RTSH 1, (RTSH një) formerly known as TVSH (Televizioni Shqiptar), is an Albanian television channel owned by Radio Televizioni Shqiptar (RTSH). It is the broadcaster's main channel, with a generalist output.

==History==
TVSH made its first experimental broadcast on 29 April 1960, available initially only in Tirana. Launch day output included a children's film, a documentary, a concert and a feature film. The channel broadcast three to three-and-a-half hours a day every day on VHF channel 2 in the Russian standard. At launch time, the channel had no taping facilities. The first news service, Revista Televizive, began in 1963. Its first outside broadcast was that of a football match in 1965. Not long after, in 1966, TVSH began regular daily broadcasts, which led to an increase in employees. Nationwide broadcasts began in 1971, then in 1972, it broadcast a football match relayed from RAI's Programma Nazionale.

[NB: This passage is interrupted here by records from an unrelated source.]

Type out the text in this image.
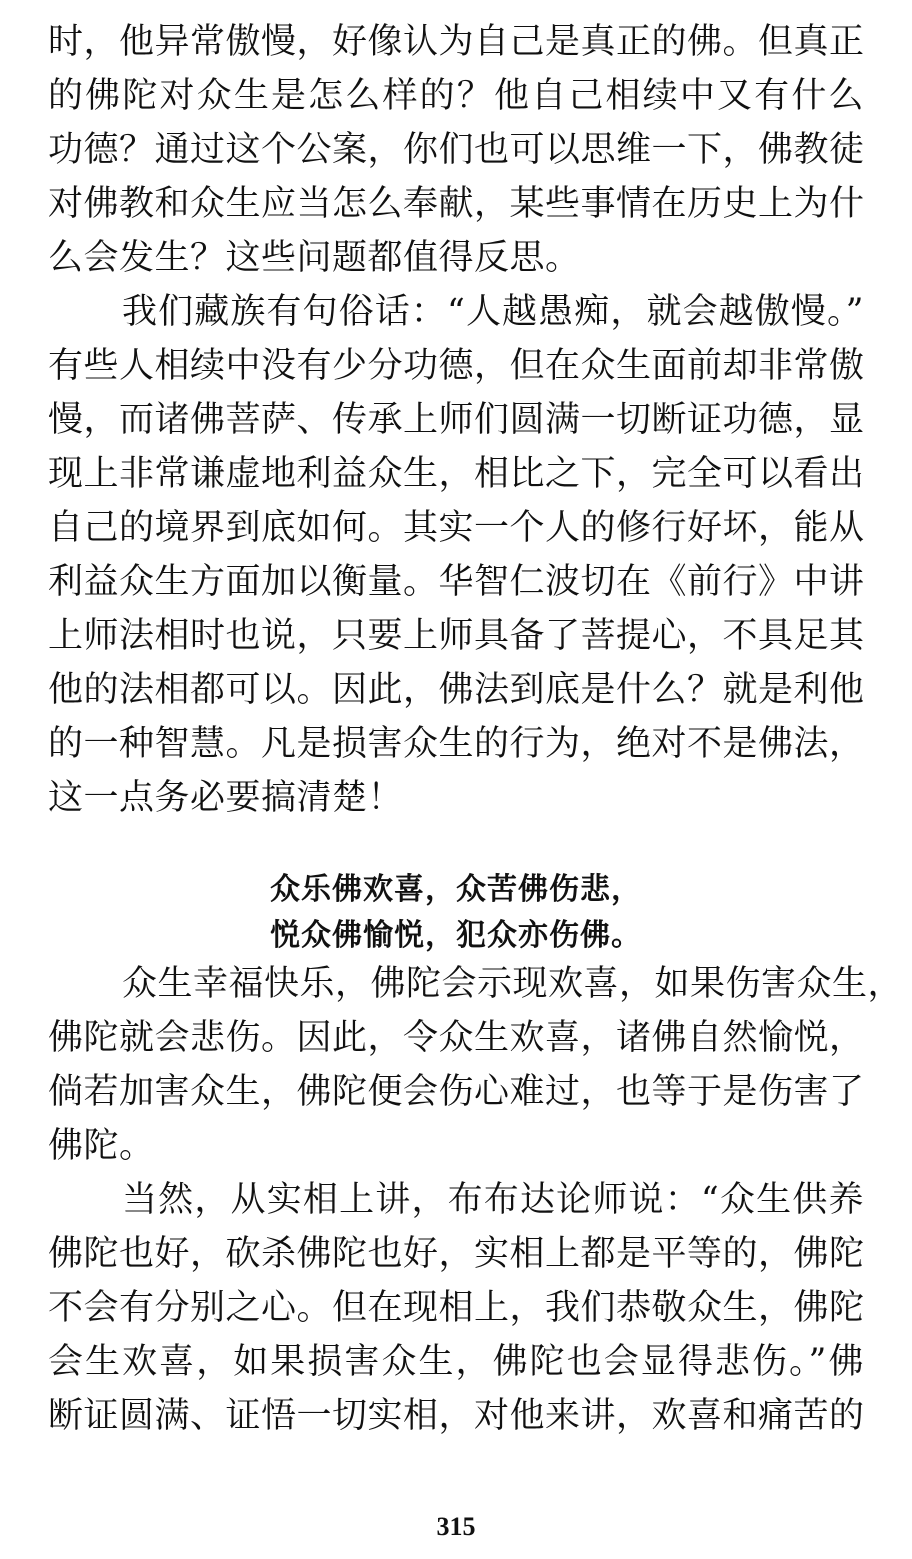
时，他异常傲慢，好像认为自己是真正的佛。但真正
的佛陀对众生是怎么样的？他自己相续中又有什么
功德？通过这个公案，你们也可以思维一下，佛教徒
对佛教和众生应当怎么奉献，某些事情在历史上为什
么会发生？这些问题都值得反思。
我们藏族有句俗话：“人越愚痴，就会越傲慢。”
有些人相续中没有少分功德，但在众生面前却非常傲
慢，而诸佛菩萨、传承上师们圆满一切断证功德，显
现上非常谦虚地利益众生，相比之下，完全可以看出
自己的境界到底如何。其实一个人的修行好坏，能从
利益众生方面加以衡量。华智仁波切在《前行》中讲
上师法相时也说，只要上师具备了菩提心，不具足其
他的法相都可以。因此，佛法到底是什么？就是利他
的一种智慧。凡是损害众生的行为，绝对不是佛法，
这一点务必要搞清楚！
众乐佛欢喜，众苦佛伤悲，
悦众佛愉悦，犯众亦伤佛。
众生幸福快乐，佛陀会示现欢喜，如果伤害众生，
佛陀就会悲伤。因此，令众生欢喜，诸佛自然愉悦，
倘若加害众生，佛陀便会伤心难过，也等于是伤害了
佛陀。
当然，从实相上讲，布布达论师说：“众生供养
佛陀也好，砍杀佛陀也好，实相上都是平等的，佛陀
不会有分别之心。但在现相上，我们恭敬众生，佛陀
会生欢喜，如果损害众生，佛陀也会显得悲伤。”佛
断证圆满、证悟一切实相，对他来讲，欢喜和痛苦的
315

Albania's rupture with the Warsaw Pact led to a phase in which TVSH was struggling to operate, coupled with low airtime, lack of staff and lack of quality. Albanians began rerouting their VHF antennas to pick up signals from RAI, RTT and, occasionally, RTB. RTSH boosted RAI 1's signal, but jammed TG1 and other programs regularly. Technical aid from the BBC, Office Nationale du Canada and Italian company Savise Semex were rejected. Chinese aid disappeared in 1978. RAI received a permit from the authorities to film a report on the dire conditions of the country, but later faced problems from RTSH directors when two Austrian filmmakers arrived there. After airing a Papal sermon by mistake, TVSH started imposing stricter laws for acquired programming.

Color broadcasts started in 1981, becoming one of the last in Europe to convert; by 1983, 70% of its programming was in color.

Beginning in 1993, TVSH started satellite broadcasts (later starting a separate international channel, RTSH Satelit), while in 1995, it lost its monopoly.

The collapse of the Albanian communist regime has caused TVSH to continue serving the interests of the ruling party.